Меня начинали узнавать, когда понимали, что я тот, кто поставил Хармса.
— Так это вы «Школа клоунов»? Как хорошо, что вы приехали. Заходите! Заходите!
Я старался… Я старался, чтоб им было хорошо, как тогда во время «Хармса». Иногда получалось.
Но как им объяснить, что нельзя без Любы.
А она умерла.
Книга, написанная второпях[5]
Часть первая
Происхождение жанра
Есть что-то парализующе родное в сходстве судеб.
Ты спрашиваешь о происхождении жанра, мой друг Зерчанинов? И ждешь ответа. Два листа дал ты мне на происхождение жанра. Два листа на жанр, на театр, на жизнь.
Я хочу написать про попытку немногих мыслить и жить искусством.
И дом забыл, и улицу. Город помню — Москва. Душно, плоско, бело. Июль. К кому-то пришел, куда-то ввели, скептическим взглядом окинула в прихожей хозяйка квартиры — достоин ли? Недостоин. Посвящен? Нет, не посвящен.
Стекались медленно и как-то неохотно, тогда любое сборище становилось заговором. Этого и хотели, и страшились. Каждый мог оказаться если не явным, то потенциальным соглядатаем.
Будет сделано сообщение… Что за сообщение? Научное. Тема? Хармс.
Ах, темы, темы, ах, стены непричастные квартир. Ждали итальянца. Какой заговор без иностранного эмиссара, все должны знать, что российская духовность не умерла, есть еще люди, у которых хватает смелости — подумать только! — читать вслух Даниила Хармса!
Всё было так томно, что хотелось сбежать, над ухом жужжала то ли муха, то ли любопытство. Итальянец пришел. Им оказался профессор из Вероны Марио Марцадури. Он сел за маленький столик в центре комнаты рядом с докладчиком, фактически оккупировав и центр, и внимание. Сел, по-римски возложив голову на руку, как на подставку.

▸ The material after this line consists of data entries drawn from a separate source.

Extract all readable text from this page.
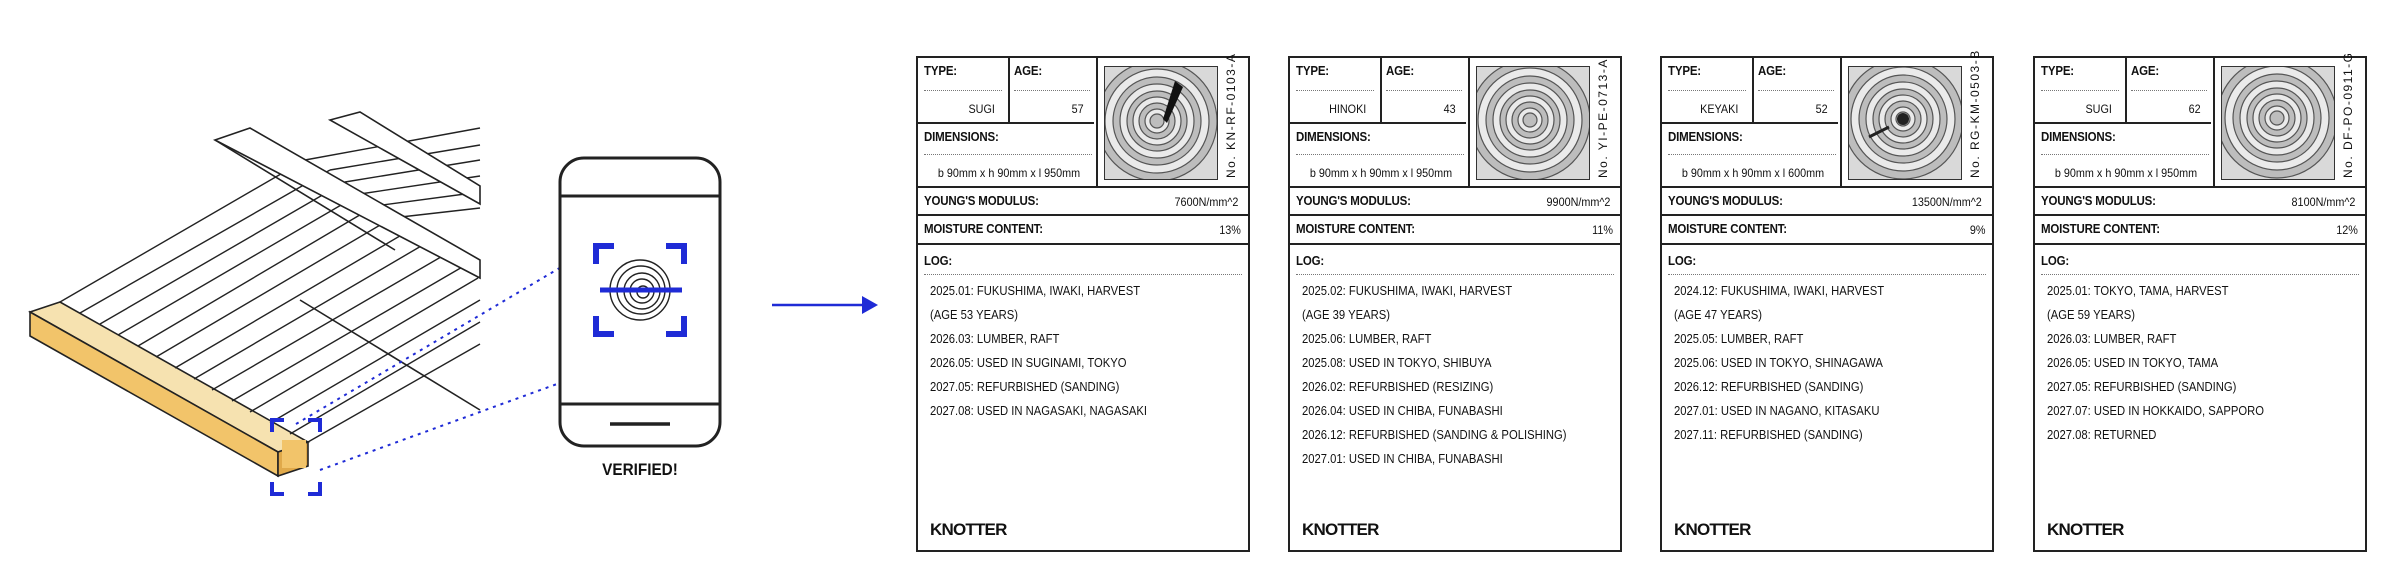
VERIFIED!
TYPE:
SUGI
AGE:
57
DIMENSIONS:
b 90mm x h 90mm x l 950mm	No. KN-RF-0103-A
YOUNG'S MODULUS:	7600N/mm^2
MOISTURE CONTENT:	13%
LOG:
2025.01: FUKUSHIMA, IWAKI, HARVEST
(AGE 53 YEARS)
2026.03: LUMBER, RAFT
2026.05: USED IN SUGINAMI, TOKYO
2027.05: REFURBISHED (SANDING)
2027.08: USED IN NAGASAKI, NAGASAKI
KNOTTER
TYPE:
HINOKI
AGE:
43
DIMENSIONS:
b 90mm x h 90mm x l 950mm	No. YI-PE-0713-A
YOUNG'S MODULUS:	9900N/mm^2
MOISTURE CONTENT:	11%
LOG:
2025.02: FUKUSHIMA, IWAKI, HARVEST
(AGE 39 YEARS)
2025.06: LUMBER, RAFT
2025.08: USED IN TOKYO, SHIBUYA
2026.02: REFURBISHED (RESIZING)
2026.04: USED IN CHIBA, FUNABASHI
2026.12: REFURBISHED (SANDING & POLISHING)
2027.01: USED IN CHIBA, FUNABASHI
KNOTTER
TYPE:
KEYAKI
AGE:
52
DIMENSIONS:
b 90mm x h 90mm x l 600mm	No. RG-KM-0503-B
YOUNG'S MODULUS:	13500N/mm^2
MOISTURE CONTENT:	9%
LOG:
2024.12: FUKUSHIMA, IWAKI, HARVEST
(AGE 47 YEARS)
2025.05: LUMBER, RAFT
2025.06: USED IN TOKYO, SHINAGAWA
2026.12: REFURBISHED (SANDING)
2027.01: USED IN NAGANO, KITASAKU
2027.11: REFURBISHED (SANDING)
KNOTTER
TYPE:
SUGI
AGE:
62
DIMENSIONS:
b 90mm x h 90mm x l 950mm	No. DF-PO-0911-G
YOUNG'S MODULUS:	8100N/mm^2
MOISTURE CONTENT:	12%
LOG:
2025.01: TOKYO, TAMA, HARVEST
(AGE 59 YEARS)
2026.03: LUMBER, RAFT
2026.05: USED IN TOKYO, TAMA
2027.05: REFURBISHED (SANDING)
2027.07: USED IN HOKKAIDO, SAPPORO
2027.08: RETURNED
KNOTTER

Я помню голову профессора Марцадури. Ужасно легкомысленная голова на подставке руки между докладчиком и нами, профессор был похож на коммивояжера, он был в порядке. Думал ли я, что последним в его жизни письмом будет письмо ко мне? В нем он выразит сожаление, что не может приехать на фестиваль «Обэриу» в «Эрмитаже», пришлет мне книгу о человеке, так плотно занявшем наше с ним воображение, — Игоре Терентьеве.
Кто всё-таки меня привел? Или это была дань уважения к собирателю хармсовских текстов, докладчику? Кажется, так.
Делом занимались важным. Делом важным с видом многозначительным. Причащенные. А в углу, как всегда стараясь остаться незамеченным, сидел замечательный ученый Гаспаров. И всегда он сидит незаметно и всегда с надеждой услышать что-то новое и стоящее. И страшно смущается, когда его преподносят обществу.